Trevor May is the only pitcher allowed to win games the rest of the year, I guess.

David Maxwell

Kyle Gibson's feast or famine campaign has been leaning pretty harshly on the famine side of things lately, and he imploded in game one today before his offense even had a chance to think about waking up. He was all over the zone in his three innings of work and was smashed, giving up seven runs off of seven hits and two walks. Gibson didn't record a strikeout, but if misery is your thing then you'll feel better about watching replays of the homers from Carlos Santana and Yan Gomes.

Corey Kluber exacted his revenge for getting beat by the Twins earlier this year, allowing a run in the first and a run in the ninth but otherwise stymieing the struggling Minnesota offense. Kluber was outstanding.

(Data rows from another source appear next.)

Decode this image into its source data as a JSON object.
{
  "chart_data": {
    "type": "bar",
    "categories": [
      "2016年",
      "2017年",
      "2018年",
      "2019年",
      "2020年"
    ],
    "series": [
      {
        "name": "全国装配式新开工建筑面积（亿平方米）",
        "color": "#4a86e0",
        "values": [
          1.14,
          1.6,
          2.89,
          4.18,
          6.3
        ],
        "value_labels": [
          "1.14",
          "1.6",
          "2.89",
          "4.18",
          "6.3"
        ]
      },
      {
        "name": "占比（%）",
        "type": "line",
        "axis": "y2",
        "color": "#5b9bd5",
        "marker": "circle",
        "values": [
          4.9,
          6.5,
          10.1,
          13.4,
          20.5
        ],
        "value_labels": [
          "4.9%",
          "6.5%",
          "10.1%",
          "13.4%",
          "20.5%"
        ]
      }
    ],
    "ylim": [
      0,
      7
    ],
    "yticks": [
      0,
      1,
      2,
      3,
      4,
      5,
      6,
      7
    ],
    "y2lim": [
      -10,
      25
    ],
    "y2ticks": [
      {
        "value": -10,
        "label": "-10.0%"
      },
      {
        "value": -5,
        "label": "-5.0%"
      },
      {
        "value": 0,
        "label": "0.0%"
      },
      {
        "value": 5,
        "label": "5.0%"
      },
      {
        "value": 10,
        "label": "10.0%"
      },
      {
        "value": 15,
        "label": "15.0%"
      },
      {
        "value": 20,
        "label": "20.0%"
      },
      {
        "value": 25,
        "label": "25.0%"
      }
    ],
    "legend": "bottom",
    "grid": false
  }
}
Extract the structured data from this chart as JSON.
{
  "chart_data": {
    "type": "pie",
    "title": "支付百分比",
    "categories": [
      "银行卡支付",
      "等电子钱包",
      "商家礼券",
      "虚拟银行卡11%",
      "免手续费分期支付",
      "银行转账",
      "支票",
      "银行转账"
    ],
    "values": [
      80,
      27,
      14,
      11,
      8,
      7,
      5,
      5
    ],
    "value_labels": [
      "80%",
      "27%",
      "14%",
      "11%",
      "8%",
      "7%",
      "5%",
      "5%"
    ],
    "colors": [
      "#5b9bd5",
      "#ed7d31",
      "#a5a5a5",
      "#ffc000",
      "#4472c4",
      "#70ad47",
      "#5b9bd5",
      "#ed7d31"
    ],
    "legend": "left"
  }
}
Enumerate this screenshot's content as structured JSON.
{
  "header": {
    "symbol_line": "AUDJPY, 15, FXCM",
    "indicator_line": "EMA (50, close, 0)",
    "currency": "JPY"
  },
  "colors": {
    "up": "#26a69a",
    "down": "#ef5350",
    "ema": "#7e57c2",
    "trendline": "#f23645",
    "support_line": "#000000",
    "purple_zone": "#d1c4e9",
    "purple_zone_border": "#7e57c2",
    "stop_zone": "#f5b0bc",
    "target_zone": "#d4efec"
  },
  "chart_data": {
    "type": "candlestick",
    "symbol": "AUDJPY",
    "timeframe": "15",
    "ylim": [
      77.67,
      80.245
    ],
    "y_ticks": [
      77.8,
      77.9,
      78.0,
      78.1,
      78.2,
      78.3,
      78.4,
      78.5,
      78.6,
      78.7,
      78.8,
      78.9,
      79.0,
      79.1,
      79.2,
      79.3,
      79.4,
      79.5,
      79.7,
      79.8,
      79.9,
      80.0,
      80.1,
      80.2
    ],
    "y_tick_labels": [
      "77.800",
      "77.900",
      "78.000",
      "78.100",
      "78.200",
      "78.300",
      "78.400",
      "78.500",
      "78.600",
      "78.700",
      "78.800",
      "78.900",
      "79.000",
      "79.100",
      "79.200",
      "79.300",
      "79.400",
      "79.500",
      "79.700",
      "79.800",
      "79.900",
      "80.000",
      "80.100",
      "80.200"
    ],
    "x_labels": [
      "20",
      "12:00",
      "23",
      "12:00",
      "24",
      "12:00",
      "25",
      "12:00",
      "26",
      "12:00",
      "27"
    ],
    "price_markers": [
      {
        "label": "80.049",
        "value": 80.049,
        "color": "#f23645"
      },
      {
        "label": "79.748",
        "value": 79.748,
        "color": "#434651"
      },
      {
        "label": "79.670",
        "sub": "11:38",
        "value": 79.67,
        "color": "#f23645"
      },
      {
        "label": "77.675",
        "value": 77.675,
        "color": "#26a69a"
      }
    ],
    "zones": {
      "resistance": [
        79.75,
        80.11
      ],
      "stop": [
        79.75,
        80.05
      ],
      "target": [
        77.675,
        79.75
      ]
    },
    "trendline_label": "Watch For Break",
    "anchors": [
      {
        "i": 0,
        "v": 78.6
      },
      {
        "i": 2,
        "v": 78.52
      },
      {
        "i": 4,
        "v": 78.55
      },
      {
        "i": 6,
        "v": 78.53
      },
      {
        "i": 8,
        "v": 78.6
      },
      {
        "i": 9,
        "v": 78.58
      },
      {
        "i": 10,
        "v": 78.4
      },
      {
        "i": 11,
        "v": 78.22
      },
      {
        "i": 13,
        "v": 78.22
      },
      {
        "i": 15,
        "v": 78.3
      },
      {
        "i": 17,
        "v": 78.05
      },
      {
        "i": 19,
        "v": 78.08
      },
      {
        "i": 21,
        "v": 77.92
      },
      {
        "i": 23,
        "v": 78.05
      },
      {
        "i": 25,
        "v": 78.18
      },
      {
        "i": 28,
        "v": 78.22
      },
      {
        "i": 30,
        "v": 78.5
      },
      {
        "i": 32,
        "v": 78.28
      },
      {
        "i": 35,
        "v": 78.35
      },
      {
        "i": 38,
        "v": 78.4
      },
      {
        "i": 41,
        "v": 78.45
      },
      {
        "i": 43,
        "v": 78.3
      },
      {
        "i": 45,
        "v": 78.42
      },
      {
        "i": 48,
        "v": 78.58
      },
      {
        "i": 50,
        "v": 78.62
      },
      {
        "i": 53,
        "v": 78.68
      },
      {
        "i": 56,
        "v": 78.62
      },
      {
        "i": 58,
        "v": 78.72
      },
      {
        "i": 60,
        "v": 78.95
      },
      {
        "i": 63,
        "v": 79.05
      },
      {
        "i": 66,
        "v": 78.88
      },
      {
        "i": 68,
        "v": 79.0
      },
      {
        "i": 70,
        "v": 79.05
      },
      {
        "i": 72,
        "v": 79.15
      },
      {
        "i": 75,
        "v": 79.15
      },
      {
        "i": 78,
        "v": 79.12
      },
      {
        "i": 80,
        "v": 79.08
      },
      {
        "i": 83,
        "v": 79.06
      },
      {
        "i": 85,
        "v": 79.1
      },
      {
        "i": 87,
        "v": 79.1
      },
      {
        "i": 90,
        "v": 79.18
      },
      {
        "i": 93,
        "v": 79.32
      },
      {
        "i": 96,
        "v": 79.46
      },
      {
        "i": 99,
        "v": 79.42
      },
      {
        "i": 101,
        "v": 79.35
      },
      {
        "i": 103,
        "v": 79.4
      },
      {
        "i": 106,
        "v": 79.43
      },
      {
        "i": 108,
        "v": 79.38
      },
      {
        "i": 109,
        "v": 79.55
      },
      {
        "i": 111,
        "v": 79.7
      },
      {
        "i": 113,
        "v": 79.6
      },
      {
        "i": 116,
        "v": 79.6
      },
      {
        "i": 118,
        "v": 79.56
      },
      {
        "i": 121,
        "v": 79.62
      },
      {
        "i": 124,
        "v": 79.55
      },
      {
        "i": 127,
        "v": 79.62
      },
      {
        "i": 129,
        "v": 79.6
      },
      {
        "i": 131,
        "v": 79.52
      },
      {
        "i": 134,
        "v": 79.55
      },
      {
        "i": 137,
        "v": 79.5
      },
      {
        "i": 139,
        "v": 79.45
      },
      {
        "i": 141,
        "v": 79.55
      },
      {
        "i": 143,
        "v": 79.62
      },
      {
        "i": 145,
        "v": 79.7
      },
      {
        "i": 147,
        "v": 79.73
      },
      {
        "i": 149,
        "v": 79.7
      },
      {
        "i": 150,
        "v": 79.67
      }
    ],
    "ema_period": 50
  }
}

Ricky Nolasco gave the Twins a chance in game two, at least. He struck out five and didn't walk anyone in seven innings, giving up the only two runs of the contest. 25-year old lefty T.J. House managed to come up with a performance on par with Kluber's, striking out eight and scattering four hits over seven shutout innings.

It was an awful day to watch Minnesota Twins baseball. This team is desperately looking for ways to win games and, somehow, come out further ahead this year than they did last year. Right now, I'm having a hard time believing that's feasible.

Double-header notes

  • The Twins combined for one walks. Sorry, one walk. Forgive the incorrect pluralization, I'm just baffled that one team can walk so little in 18 innings.
  • Lester Oliveros threw a scoreless inning of relief. His ERA is still 27.00.
  • I think Gardy is losing his mind with the results some of his players are putting up. Did you read his post-game comments about Gibson? The subtext was nothing but swears.